Amyn A Malik, Nauman Safdar, Subhash Chandir, et al. Tuberculosis control and care in the era of COVID-19. Health Policy and Planning 2020, published 24 August. Full-text: https://doi.org/10.1093/heapol/czaa109
Reports from India, China and Pakistan suggest a daily decline in tuberculosis case notification of 75–80% in the last few months with testing in Pakistan decreasing up to 80%. Is this the end of the Zero TB Initiative launched in October 2015 which aimed to create ‘islands of TB elimination’? See the six recommendations by Amyn Malik et al.
Callaway E. The unequal scramble for coronavirus vaccines — by the numbers. Nature 2020, published 24 August. Full-text: https://www.nature.com/articles/d41586-020-02450-x
Will SARS-CoV-2 vaccines be only for the rich? Ellen Callaway shows how wealthy countries have struck deals to buy more than two billion doses of coronavirus vaccine.

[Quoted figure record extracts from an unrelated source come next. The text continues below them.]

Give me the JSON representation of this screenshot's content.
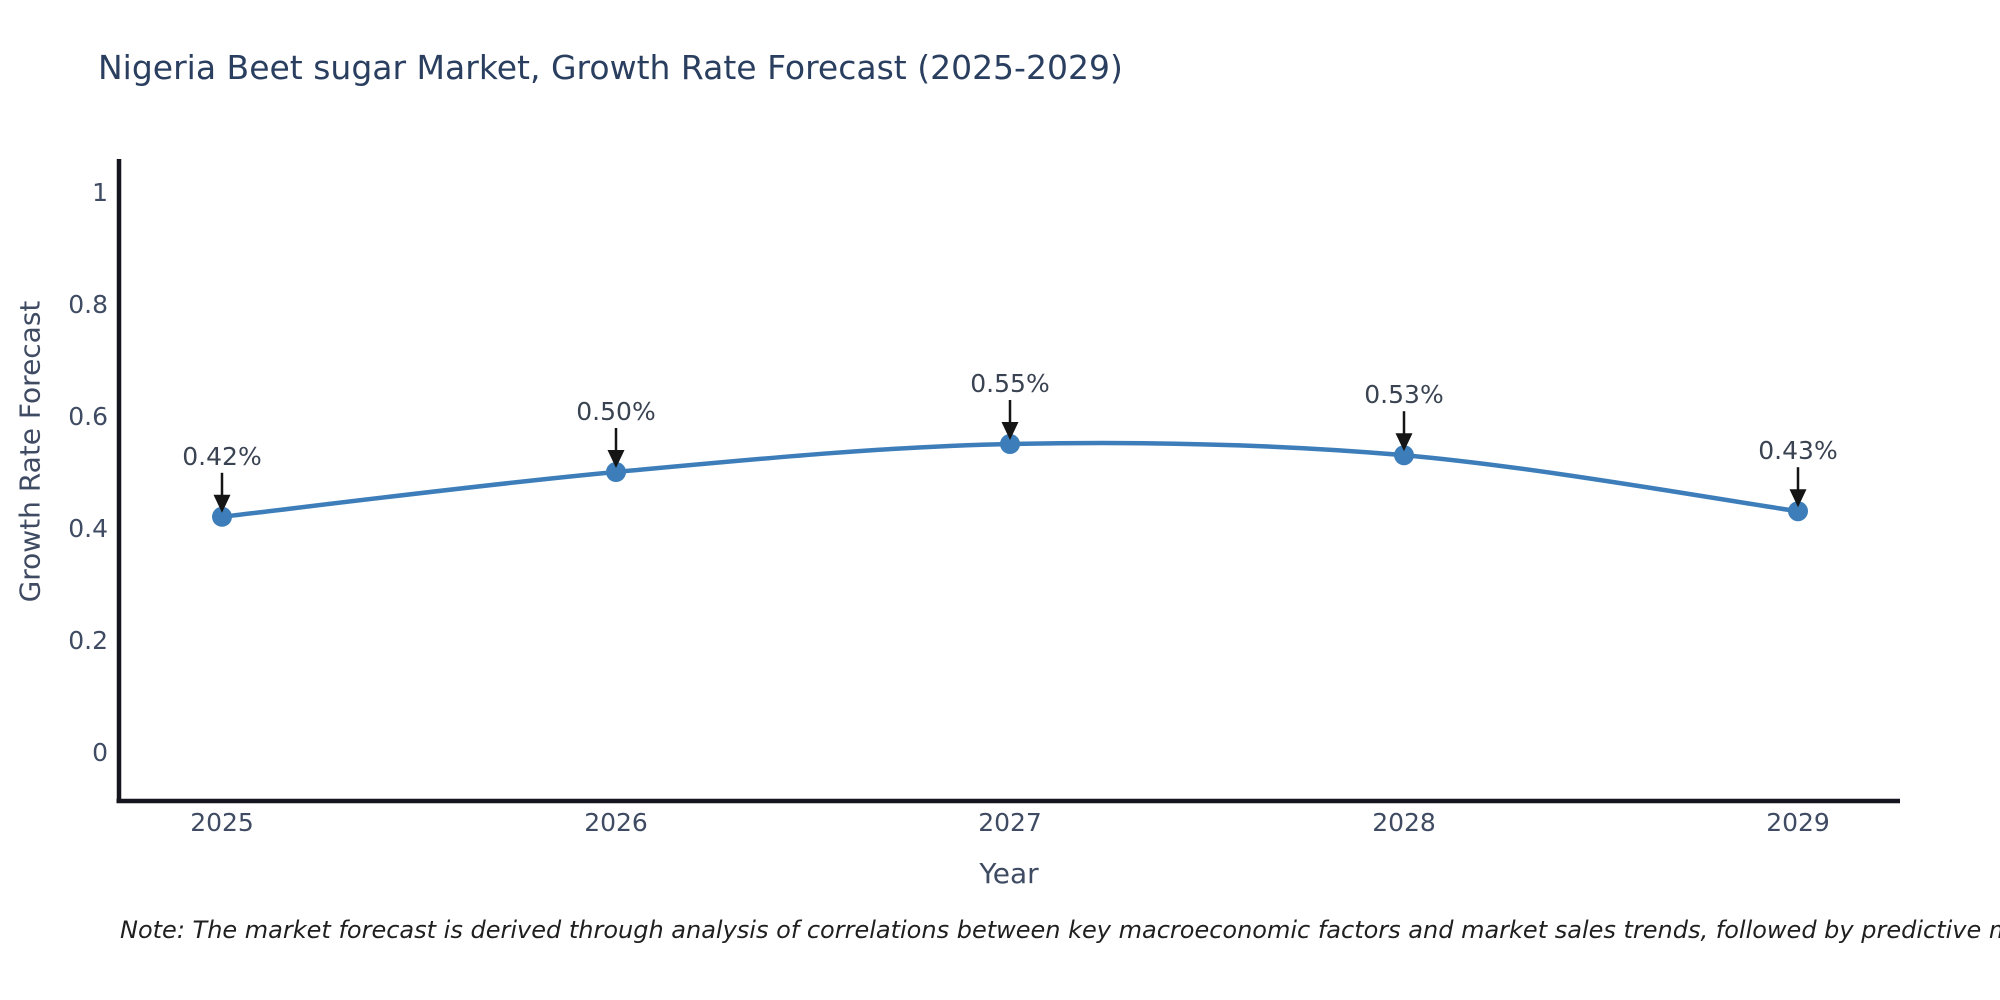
{
  "chart_data": {
    "type": "line",
    "title": "Nigeria Beet sugar Market, Growth Rate Forecast (2025-2029)",
    "xlabel": "Year",
    "ylabel": "Growth Rate Forecast",
    "categories": [
      "2025",
      "2026",
      "2027",
      "2028",
      "2029"
    ],
    "series": [
      {
        "name": "Growth Rate Forecast",
        "values": [
          0.42,
          0.5,
          0.55,
          0.53,
          0.43
        ]
      }
    ],
    "point_labels": [
      "0.42%",
      "0.50%",
      "0.55%",
      "0.53%",
      "0.43%"
    ],
    "y_ticks": [
      "0",
      "0.2",
      "0.4",
      "0.6",
      "0.8",
      "1"
    ],
    "ylim": [
      -0.09,
      1.06
    ],
    "grid": false,
    "legend_position": "none",
    "line_color": "#3d7eba",
    "marker_color": "#3d7eba",
    "annotation_arrow_color": "#151515",
    "annotation_text_color": "#3a4352",
    "tick_color": "#3f4b63",
    "spine_color": "#15151f"
  },
  "note": "Note: The market forecast is derived through analysis of correlations between key macroeconomic factors and market sales trends, followed by predictive modeling to project future sales"
}
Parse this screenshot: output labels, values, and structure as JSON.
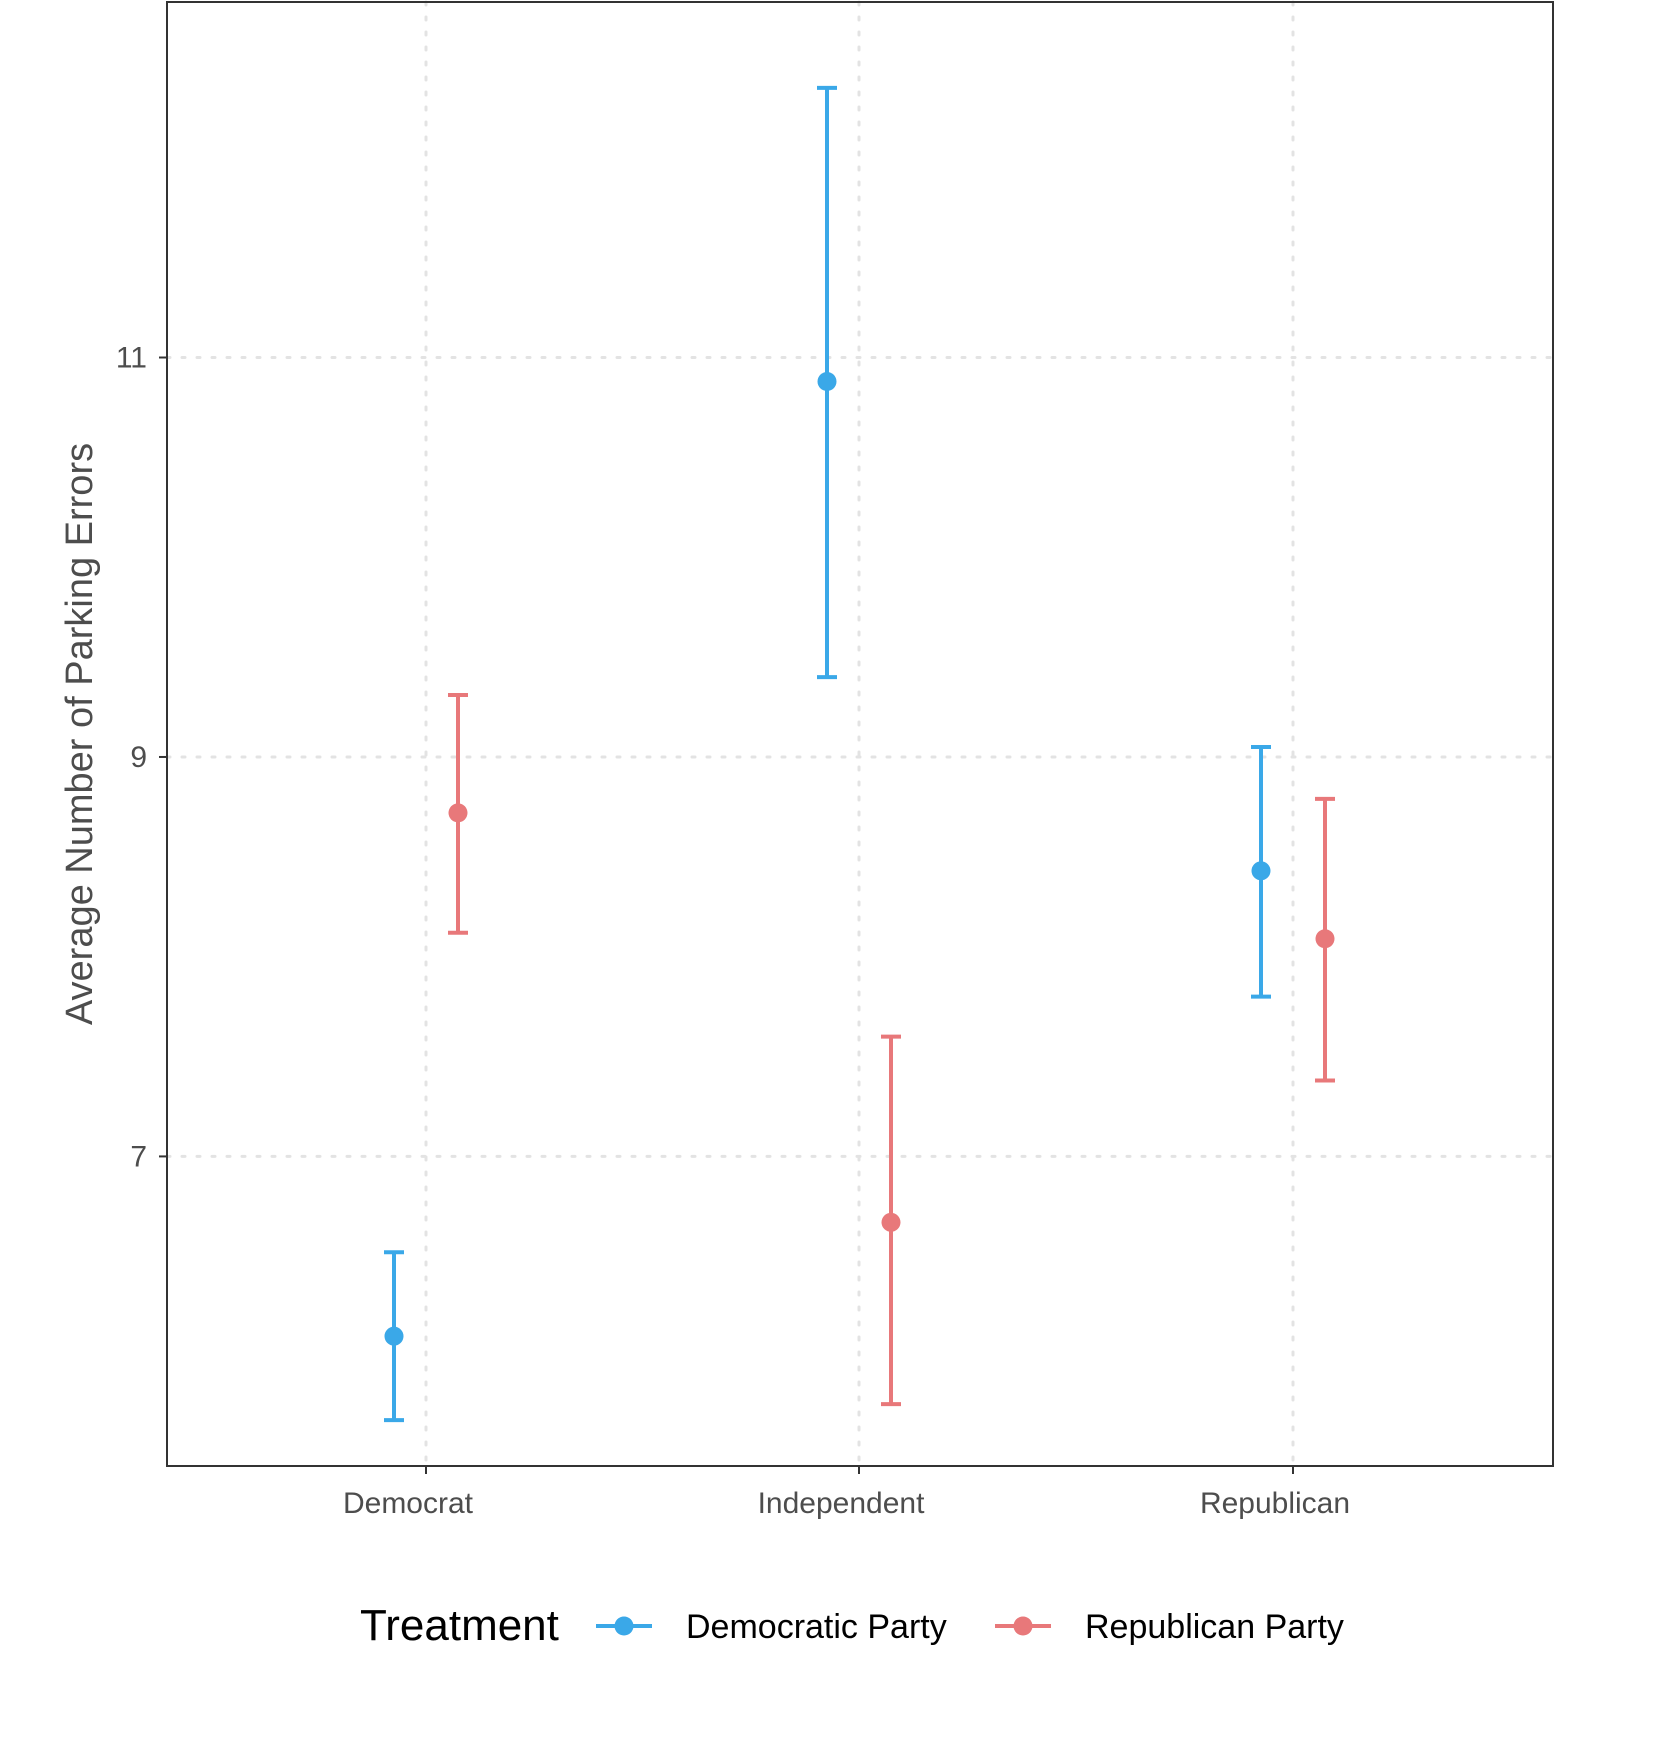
{
  "chart_data": {
    "type": "scatter",
    "subtype": "point-with-error-bars",
    "title": "",
    "xlabel": "",
    "ylabel": "Average Number of Parking Errors",
    "categories": [
      "Democrat",
      "Independent",
      "Republican"
    ],
    "ylim": [
      5.45,
      12.78
    ],
    "yticks": [
      7,
      9,
      11
    ],
    "grid": true,
    "grid_style": "dotted",
    "legend_title": "Treatment",
    "legend_position": "bottom",
    "series": [
      {
        "name": "Democratic Party",
        "color": "#3AA8E8",
        "values": [
          6.1,
          10.88,
          8.43
        ],
        "lower": [
          5.68,
          9.4,
          7.8
        ],
        "upper": [
          6.52,
          12.35,
          9.05
        ]
      },
      {
        "name": "Republican Party",
        "color": "#E8787A",
        "values": [
          8.72,
          6.67,
          8.09
        ],
        "lower": [
          8.12,
          5.76,
          7.38
        ],
        "upper": [
          9.31,
          7.6,
          8.79
        ]
      }
    ]
  }
}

Find out that the UK is the world’s highest per-capita buyer, with 340 million purchased: around 5 doses for each citizen. And read more about COVAX, spearheaded by Gavi, a Geneva-based funder of vaccines for low-income countries, along with CEPI and the World Health Organization. It aims to secure 2 billion vaccine doses. One billion are for 92 low- and middle-income countries and economies (LMICS), which encompass half the world’s population.